Convert a differential equation to an exact form with use of an integrating factor

Question

I need to solve the differential equation $1+(x/y-\sin y)y'=0$.
The equation is not exact so I try to use an integrating factor to make it exact.

$u(x) =$ integrating factor, only dependent on $x$ (because the my book told me to do it like this to make it easier)
$$M(x,y) = u(x)$$ and $$N(x,y) = u(x)(1+(x/y-\sin y))$$
The answer for $u(x) = y$.
The integrating factor is visible just by inspection but I would like to see how to derive the integrating factor.

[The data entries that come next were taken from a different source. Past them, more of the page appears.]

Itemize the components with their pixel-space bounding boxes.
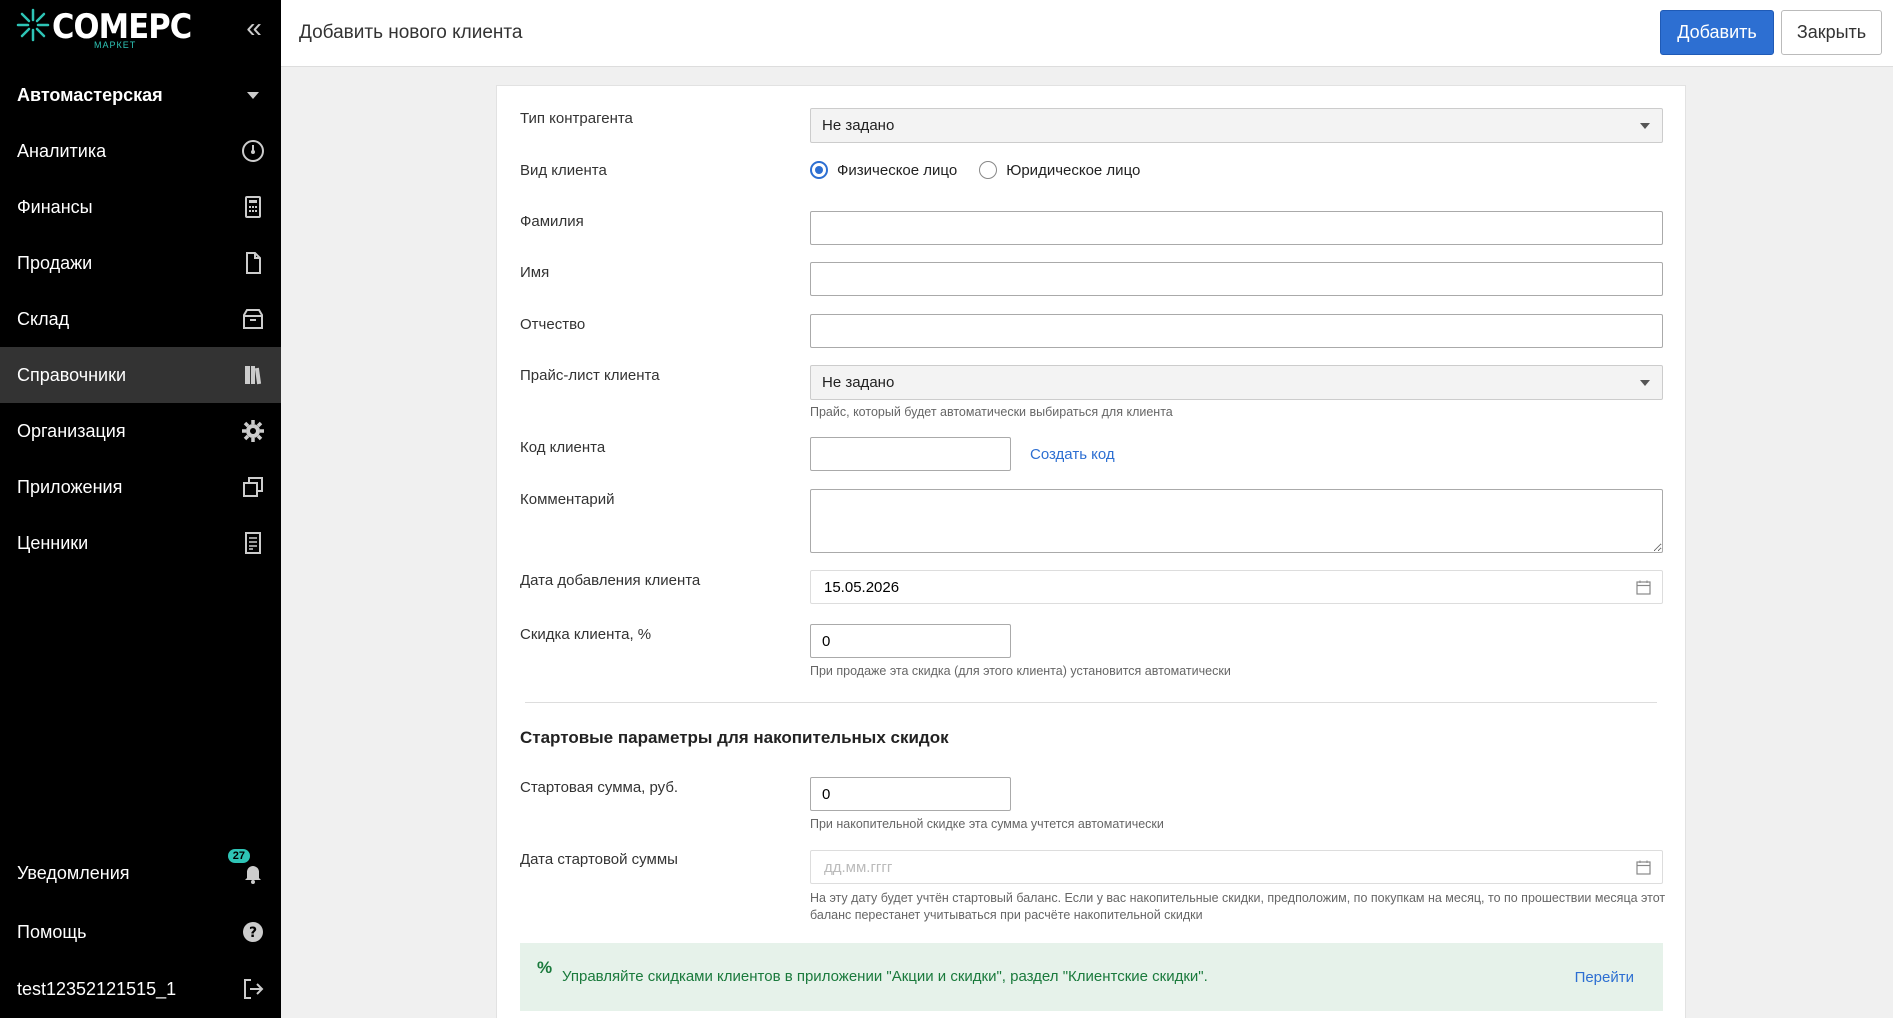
sidebar-item-label: Ценники bbox=[17, 532, 89, 553]
logout-icon bbox=[244, 979, 264, 999]
document-icon bbox=[246, 252, 261, 274]
radio-legal-entity[interactable] bbox=[979, 161, 998, 179]
sidebar-item-label: Аналитика bbox=[17, 140, 107, 161]
windows-icon bbox=[243, 477, 263, 497]
sidebar-item-applications[interactable]: Приложения bbox=[0, 459, 281, 515]
client-kind-radio-group: Физическое лицо Юридическое лицо bbox=[810, 161, 1140, 179]
price-list-select[interactable]: Не задано bbox=[810, 365, 1663, 400]
client-code-label: Код клиента bbox=[520, 439, 606, 456]
middle-name-input[interactable] bbox=[810, 314, 1663, 348]
workspace-selector[interactable]: Автомастерская bbox=[0, 67, 281, 123]
book-icon bbox=[245, 366, 262, 385]
page-header: Добавить нового клиента Добавить Закрыть bbox=[281, 0, 1893, 67]
caret-down-icon bbox=[1640, 380, 1650, 386]
caret-down-icon bbox=[247, 92, 259, 99]
sidebar-item-label: Финансы bbox=[17, 196, 93, 217]
start-sum-date-input[interactable] bbox=[810, 850, 1663, 884]
discounts-promo-banner: % Управляйте скидками клиентов в приложе… bbox=[520, 943, 1663, 1011]
svg-text:?: ? bbox=[249, 925, 257, 941]
user-name: test12352121515_1 bbox=[17, 978, 177, 999]
sidebar-item-label: Уведомления bbox=[17, 862, 130, 883]
calendar-icon[interactable] bbox=[1636, 860, 1651, 875]
counterparty-type-label: Тип контрагента bbox=[520, 110, 633, 127]
counterparty-type-value: Не задано bbox=[822, 117, 895, 134]
comment-textarea[interactable] bbox=[810, 489, 1663, 553]
sidebar-item-finance[interactable]: Финансы bbox=[0, 179, 281, 235]
sidebar-item-notifications[interactable]: Уведомления 27 bbox=[0, 845, 281, 901]
section-divider bbox=[525, 702, 1657, 703]
sidebar-item-label: Приложения bbox=[17, 476, 123, 497]
promo-go-link[interactable]: Перейти bbox=[1575, 969, 1634, 986]
promo-text: Управляйте скидками клиентов в приложени… bbox=[562, 968, 1208, 985]
client-form: Тип контрагента Не задано Вид клиента Фи… bbox=[496, 85, 1686, 1018]
sidebar-item-organization[interactable]: Организация bbox=[0, 403, 281, 459]
notifications-badge: 27 bbox=[227, 849, 250, 863]
sidebar-item-user[interactable]: test12352121515_1 bbox=[0, 961, 281, 1017]
discount-hint: При продаже эта скидка (для этого клиент… bbox=[810, 664, 1231, 678]
radio-legal-entity-label[interactable]: Юридическое лицо bbox=[1006, 162, 1140, 179]
start-sum-hint: При накопительной скидке эта сумма учтет… bbox=[810, 817, 1164, 831]
first-name-label: Имя bbox=[520, 264, 550, 281]
price-list-value: Не задано bbox=[822, 374, 895, 391]
discount-label: Скидка клиента, % bbox=[520, 626, 652, 643]
client-code-input[interactable] bbox=[810, 437, 1011, 471]
client-kind-label: Вид клиента bbox=[520, 162, 607, 179]
radio-individual-label[interactable]: Физическое лицо bbox=[837, 162, 957, 179]
counterparty-type-select[interactable]: Не задано bbox=[810, 108, 1663, 143]
sidebar-item-label: Склад bbox=[17, 308, 70, 329]
sidebar-item-price-tags[interactable]: Ценники bbox=[0, 515, 281, 571]
sidebar: СОМЕРС МАРКЕТ « Автомастерская Аналитика… bbox=[0, 0, 281, 1018]
collapse-sidebar-icon[interactable]: « bbox=[240, 14, 268, 44]
star-logo-icon bbox=[16, 8, 50, 42]
last-name-input[interactable] bbox=[810, 211, 1663, 245]
calculator-icon bbox=[245, 196, 261, 218]
accumulative-section-title: Стартовые параметры для накопительных ск… bbox=[520, 728, 949, 747]
sidebar-item-label: Организация bbox=[17, 420, 126, 441]
sidebar-item-directories[interactable]: Справочники bbox=[0, 347, 281, 403]
help-icon: ? bbox=[243, 922, 263, 942]
start-sum-date-label: Дата стартовой суммы bbox=[520, 851, 678, 868]
sidebar-item-help[interactable]: Помощь ? bbox=[0, 904, 281, 960]
discount-input[interactable] bbox=[810, 624, 1011, 658]
start-sum-date-hint: На эту дату будет учтён стартовый баланс… bbox=[810, 891, 1666, 922]
add-button[interactable]: Добавить bbox=[1660, 10, 1774, 55]
caret-down-icon bbox=[1640, 123, 1650, 129]
close-button[interactable]: Закрыть bbox=[1781, 10, 1882, 55]
generate-code-link[interactable]: Создать код bbox=[1030, 446, 1115, 463]
sidebar-item-warehouse[interactable]: Склад bbox=[0, 291, 281, 347]
date-added-field bbox=[810, 570, 1663, 604]
workspace-label: Автомастерская bbox=[17, 84, 163, 105]
last-name-label: Фамилия bbox=[520, 213, 584, 230]
gauge-icon bbox=[242, 140, 264, 162]
sidebar-item-sales[interactable]: Продажи bbox=[0, 235, 281, 291]
receipt-icon bbox=[245, 532, 261, 554]
price-list-label: Прайс-лист клиента bbox=[520, 367, 660, 384]
date-added-label: Дата добавления клиента bbox=[520, 572, 701, 589]
start-sum-input[interactable] bbox=[810, 777, 1011, 811]
price-list-hint: Прайс, который будет автоматически выбир… bbox=[810, 405, 1173, 419]
logo[interactable]: СОМЕРС bbox=[16, 8, 207, 58]
start-sum-label: Стартовая сумма, руб. bbox=[520, 779, 679, 796]
first-name-input[interactable] bbox=[810, 262, 1663, 296]
percent-icon: % bbox=[537, 958, 553, 977]
middle-name-label: Отчество bbox=[520, 316, 586, 333]
sidebar-item-analytics[interactable]: Аналитика bbox=[0, 123, 281, 179]
bell-icon bbox=[245, 866, 261, 884]
sidebar-item-label: Справочники bbox=[17, 364, 127, 385]
start-sum-date-field bbox=[810, 850, 1663, 884]
comment-label: Комментарий bbox=[520, 491, 615, 508]
sidebar-item-label: Продажи bbox=[17, 252, 93, 273]
box-icon bbox=[243, 309, 263, 329]
logo-subtitle: МАРКЕТ bbox=[94, 40, 137, 50]
gear-icon bbox=[242, 420, 264, 442]
date-added-input[interactable] bbox=[810, 570, 1663, 604]
radio-individual[interactable] bbox=[810, 161, 828, 179]
calendar-icon[interactable] bbox=[1636, 580, 1651, 595]
sidebar-item-label: Помощь bbox=[17, 921, 87, 942]
page-title: Добавить нового клиента bbox=[299, 22, 523, 43]
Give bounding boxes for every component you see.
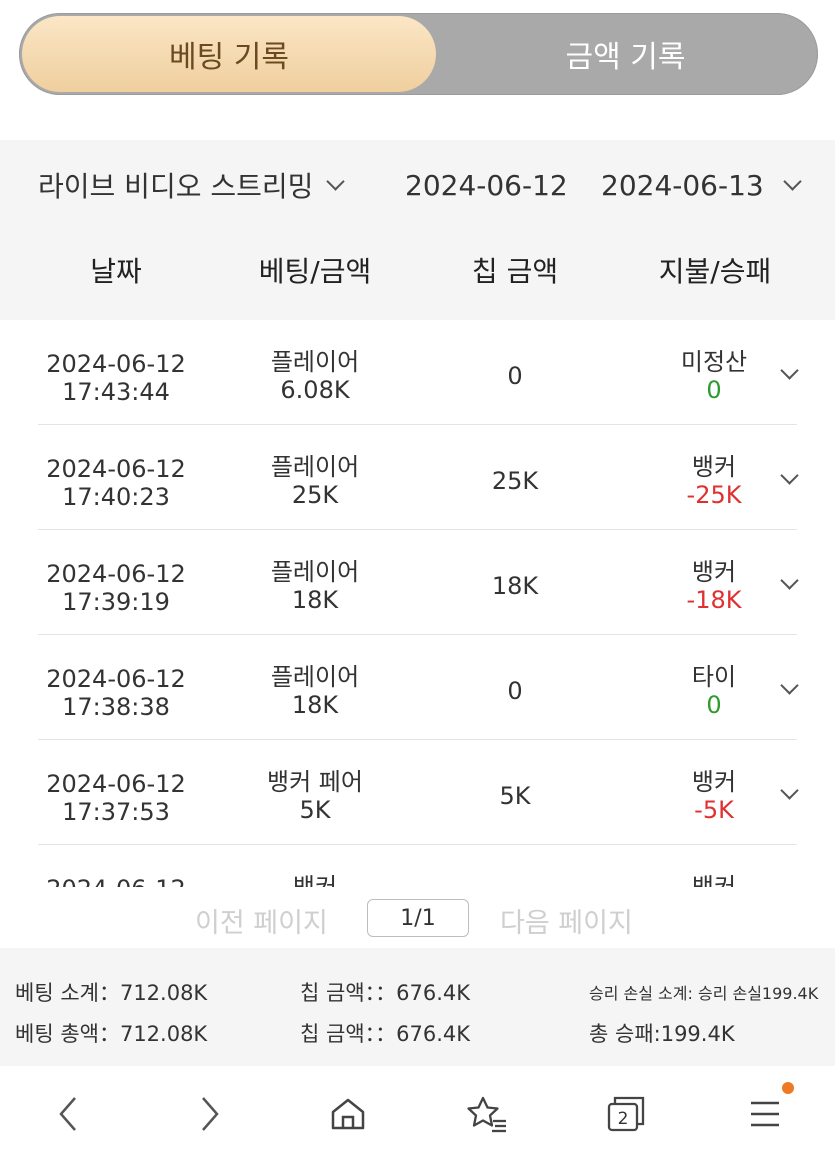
row-time: 17:39:19 <box>62 588 170 616</box>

I end up with the differential equation $$\frac{u'(x)}{u(x)}= -\frac{1}{x-y\sin y}$$
from here I don't know how to get to $u(x) = y$?

ps. I don't know how to write the equations nicely. If someone wants to send me a link here they explain how to do it, I'll write my next question as a nice formula.

Answer 1

$\displaystyle 1 + (\frac{x}{y} - \sin y) y'= 0$.

Actually integrating factor that you have is $u(y)$ (you can try with both, first with $u(x)$ and if that doesn't work, with $u(y)$)

$\displaystyle u(y) + u(y)(\frac{x}{y} - \sin y) y'= 0$

$\displaystyle P = u(y), Q = u(y)(\frac{x}{y} - \sin y)$

$\displaystyle P_y = \frac{\partial u}{\partial y}, Q_x = \frac{u(y)}{y}$

To make ODE exact, $P_y = Q_x$ so $u(y) = y$ is a possible integrating factor.